2. Communicate with intention
Communication is key when breaking down silos, but it must be intentional. Especially during our current time of more remote work, it’s important that shared goals are clearly communicated, and that meetings are purposeful, meaningful, and foster collaboration. Without these elements, meeting fatigue may set in and productivity will decrease. You can avoid this by giving clear answers to the following questions:
‘Why are we here?’
- Explain why you need to work together to achieve a goal, that silos can impede success, and that breaking down these silos can alleviate complexities in ownership, allow for different perspectives to solve for the same problem, and result in a more complete product.
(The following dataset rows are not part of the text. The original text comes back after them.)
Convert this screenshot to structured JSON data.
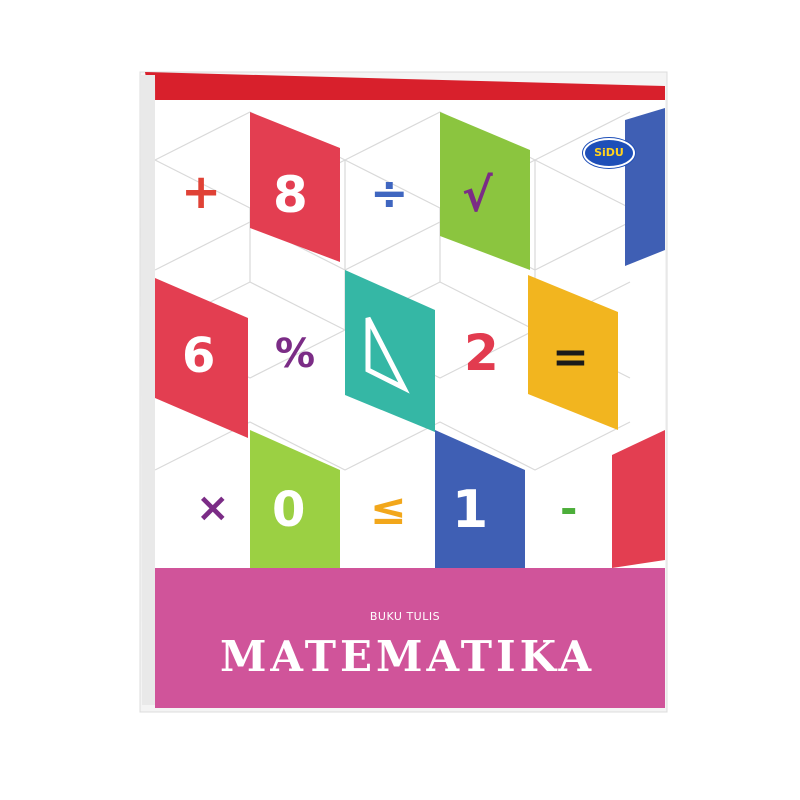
{
  "cover": {
    "brand": "SiDU",
    "subtitle": "BUKU TULIS",
    "title": "MATEMATIKA"
  },
  "symbols": {
    "plus": "+",
    "eight": "8",
    "divide": "÷",
    "sqrt": "√",
    "six": "6",
    "percent": "%",
    "two": "2",
    "equals": "=",
    "times": "×",
    "zero": "0",
    "leq": "≤",
    "one": "1",
    "minus": "-"
  },
  "colors": {
    "spine_red": "#d8202c",
    "band_pink": "#d0549a",
    "tile_red": "#e33e51",
    "tile_green": "#8bc53f",
    "tile_teal": "#35b7a5",
    "tile_yellow": "#f2b51f",
    "tile_blue": "#3f5fb4",
    "tile_lime": "#9bd043"
  }
}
‘What are the important aspects of our collaboration?’
- Ask everyone what they think is important to consider for example transparency, risk management, accountability, open-mindedness, trust, or support.
‘How do we want to collaborate?’
- Encourage a range of activities, from weekly meetings and standups to pair programming and workshops.
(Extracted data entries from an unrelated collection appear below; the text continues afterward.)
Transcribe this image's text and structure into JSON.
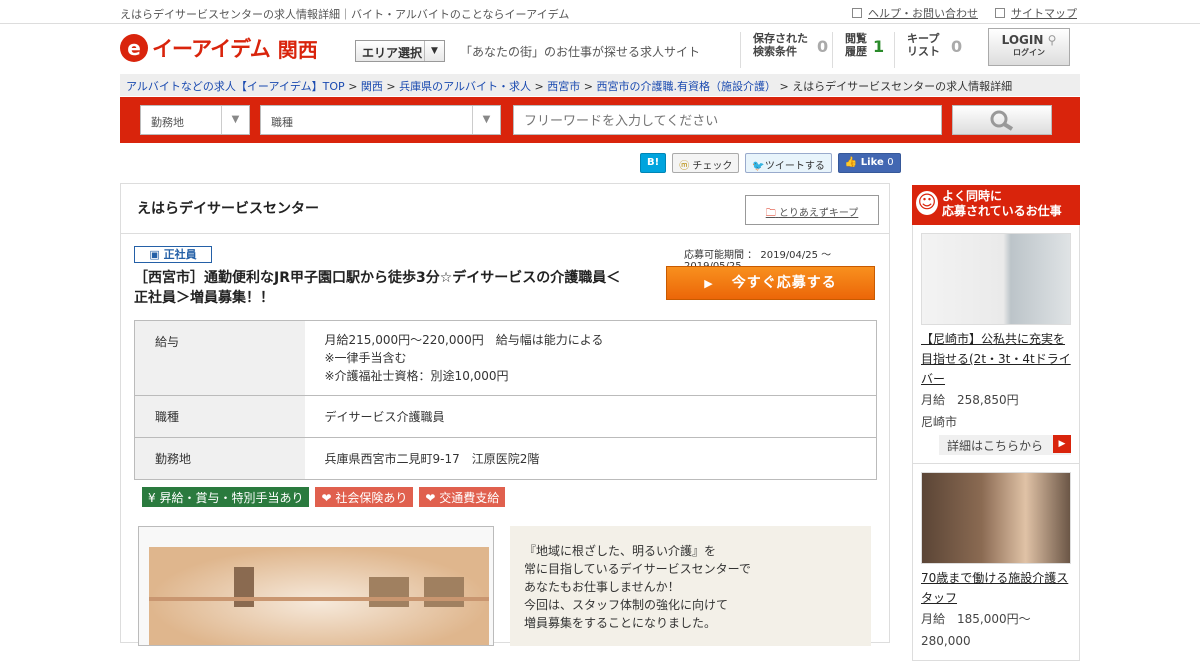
{
  "topbar": {
    "tagline": "えはらデイサービスセンターの求人情報詳細｜バイト・アルバイトのことならイーアイデム",
    "help": "ヘルプ・お問い合わせ",
    "sitemap": "サイトマップ"
  },
  "header": {
    "logo_text": "イーアイデム",
    "region": "関西",
    "area_select": "エリア選択",
    "slogan": "「あなたの街」のお仕事が探せる求人サイト",
    "saved_label1": "保存された",
    "saved_label2": "検索条件",
    "saved_count": "0",
    "history_label1": "閲覧",
    "history_label2": "履歴",
    "history_count": "1",
    "keep_label1": "キープ",
    "keep_label2": "リスト",
    "keep_count": "0",
    "login": "LOGIN",
    "login_sub": "ログイン"
  },
  "breadcrumb": [
    "アルバイトなどの求人【イーアイデム】TOP",
    "関西",
    "兵庫県のアルバイト・求人",
    "西宮市",
    "西宮市の介護職.有資格（施設介護）",
    "えはらデイサービスセンターの求人情報詳細"
  ],
  "search": {
    "location": "勤務地",
    "job_type": "職種",
    "placeholder": "フリーワードを入力してください"
  },
  "social": {
    "hatena": "B!",
    "mixi": "チェック",
    "tweet": "ツイートする",
    "like": "Like",
    "like_count": "0"
  },
  "job": {
    "company": "えはらデイサービスセンター",
    "keep": "とりあえずキープ",
    "employment": "正社員",
    "period": "応募可能期間 ： 2019/04/25 ～ 2019/05/25",
    "title": "［西宮市］通勤便利なJR甲子園口駅から徒歩3分☆デイサービスの介護職員＜正社員＞増員募集！！",
    "apply": "今すぐ応募する",
    "info": [
      {
        "label": "給与",
        "value": "月給215,000円〜220,000円　給与幅は能力による\n※一律手当含む\n※介護福祉士資格：別途10,000円"
      },
      {
        "label": "職種",
        "value": "デイサービス介護職員"
      },
      {
        "label": "勤務地",
        "value": "兵庫県西宮市二見町9-17　江原医院2階"
      }
    ],
    "tags": [
      "¥ 昇給・賞与・特別手当あり",
      "❤ 社会保険あり",
      "❤ 交通費支給"
    ],
    "description": [
      "『地域に根ざした、明るい介護』を",
      "常に目指しているデイサービスセンターで",
      "あなたもお仕事しませんか！",
      "今回は、スタッフ体制の強化に向けて",
      "増員募集をすることになりました。"
    ]
  },
  "sidebar": {
    "head1": "よく同時に",
    "head2": "応募されているお仕事",
    "cards": [
      {
        "title": "【尼崎市】公私共に充実を目指せる(2t・3t・4tドライバー",
        "salary": "月給　258,850円",
        "location": "尼崎市",
        "more": "詳細はこちらから"
      },
      {
        "title": "70歳まで働ける施設介護スタッフ",
        "salary": "月給　185,000円〜280,000"
      }
    ]
  },
  "colors": {
    "brand": "#d9240c",
    "apply": "#ec6608",
    "tag_green": "#2a7a3e",
    "tag_red": "#e0604e"
  }
}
3. Use the power of abstractions
Another way to ensure everyone is aligned is by telling a concise, unique story through understandable abstractions. Abstractions can provide a unified language among teams and help to simplify iterations between individuals. A common narrative is an excellent tool for understanding the contribution of everyone in a project and allows folks to visualize the different dynamics and connections in their environment.
Good abstractions can also empower individuals. For instance, at my current company, we are constantly having conversations with many stakeholders from different disciplines. Sometimes, our Android engineers haven’t been available for meetings with Android stakeholders, and other engineers on the team (iOS, backend, or web) have been asked to join those sessions to explain our solutions and participate in Q&A. We believe that it is a shared responsibility to represent the team in meetings with stakeholders, which motivated us to look for abstractions that everyone could use and explain. Based on common abstractions that we previously defined together, we developed a presentation toolkit that any team member could refer to during stakeholder meetings.
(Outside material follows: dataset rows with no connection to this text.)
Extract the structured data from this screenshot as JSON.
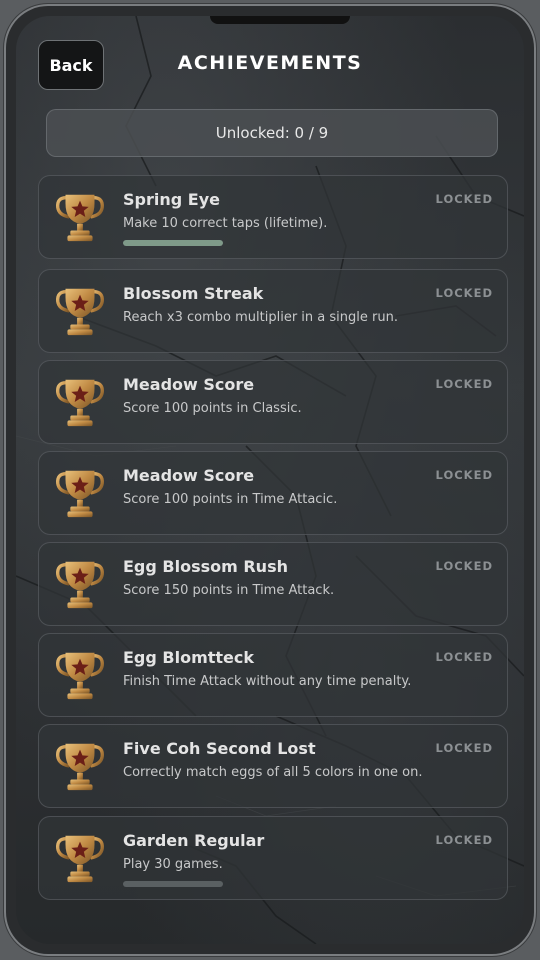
{
  "header": {
    "back_label": "Back",
    "title": "ACHIEVEMENTS"
  },
  "summary": {
    "unlocked_text": "Unlocked: 0 / 9"
  },
  "colors": {
    "status_locked": "#8c9093",
    "progress_fill": "#7f9a89",
    "trophy_gold": "#c9974b"
  },
  "achievements": [
    {
      "title": "Spring Eye",
      "description": "Make 10 correct taps (lifetime).",
      "status": "LOCKED",
      "icon": "trophy-icon",
      "progress": 1.0
    },
    {
      "title": "Blossom Streak",
      "description": "Reach x3 combo multiplier in a single run.",
      "status": "LOCKED",
      "icon": "trophy-icon"
    },
    {
      "title": "Meadow Score",
      "description": "Score 100 points in Classic.",
      "status": "LOCKED",
      "icon": "trophy-icon"
    },
    {
      "title": "Meadow Score",
      "description": "Score 100 points in Time Attacic.",
      "status": "LOCKED",
      "icon": "trophy-icon"
    },
    {
      "title": "Egg Blossom Rush",
      "description": "Score 150 points in Time Attack.",
      "status": "LOCKED",
      "icon": "trophy-icon"
    },
    {
      "title": "Egg Blomtteck",
      "description": "Finish Time Attack without any time penalty.",
      "status": "LOCKED",
      "icon": "trophy-icon"
    },
    {
      "title": "Five Coh Second Lost",
      "description": "Correctly match eggs of all 5 colors in one on.",
      "status": "LOCKED",
      "icon": "trophy-icon"
    },
    {
      "title": "Garden Regular",
      "description": "Play 30 games.",
      "status": "LOCKED",
      "icon": "trophy-icon",
      "progress": 0.0
    }
  ]
}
4. Keep in mind, it’s not always bulletproof
Getting teams up and running is hard work, and it takes some time before everyone is synced with the shared vision and goals. Teams need to go through the standard process of forming, storming, norming, and performing. Once they get up to speed and reach a norming phase, they will feel safer to challenge each other and learn from that. It requires strong leadership and guidance to make teams feel comfortable and trust in each other and in the product they are building.
It’s also important to note that you don’t need to mix up perspectives all of the time. Sometimes, when problems are platform-specific, you might need to keep teams fully focused on one domain.
5. Remember it’s not only about cross-disciplinary teams
To break down silos, some companies simply look to combine a mixture of disciplines in teams. But cross-disciplinary teams don’t always result in collaboration – silos can still exist. To mitigate the risk of these in-team silos, it’s important to always be on the lookout for signals that the silos exist and to break them down as early as possible using the above techniques.
Breaking down silos isn’t always easy. But bringing diverse perspectives together is essential if we want to build great products. By making sure each team member has the opportunity to share their ideas in a safe environment, and by clearly communicating shared goals and a common narrative, you can help your engineers to start enjoying all the benefits collaboration has to offer.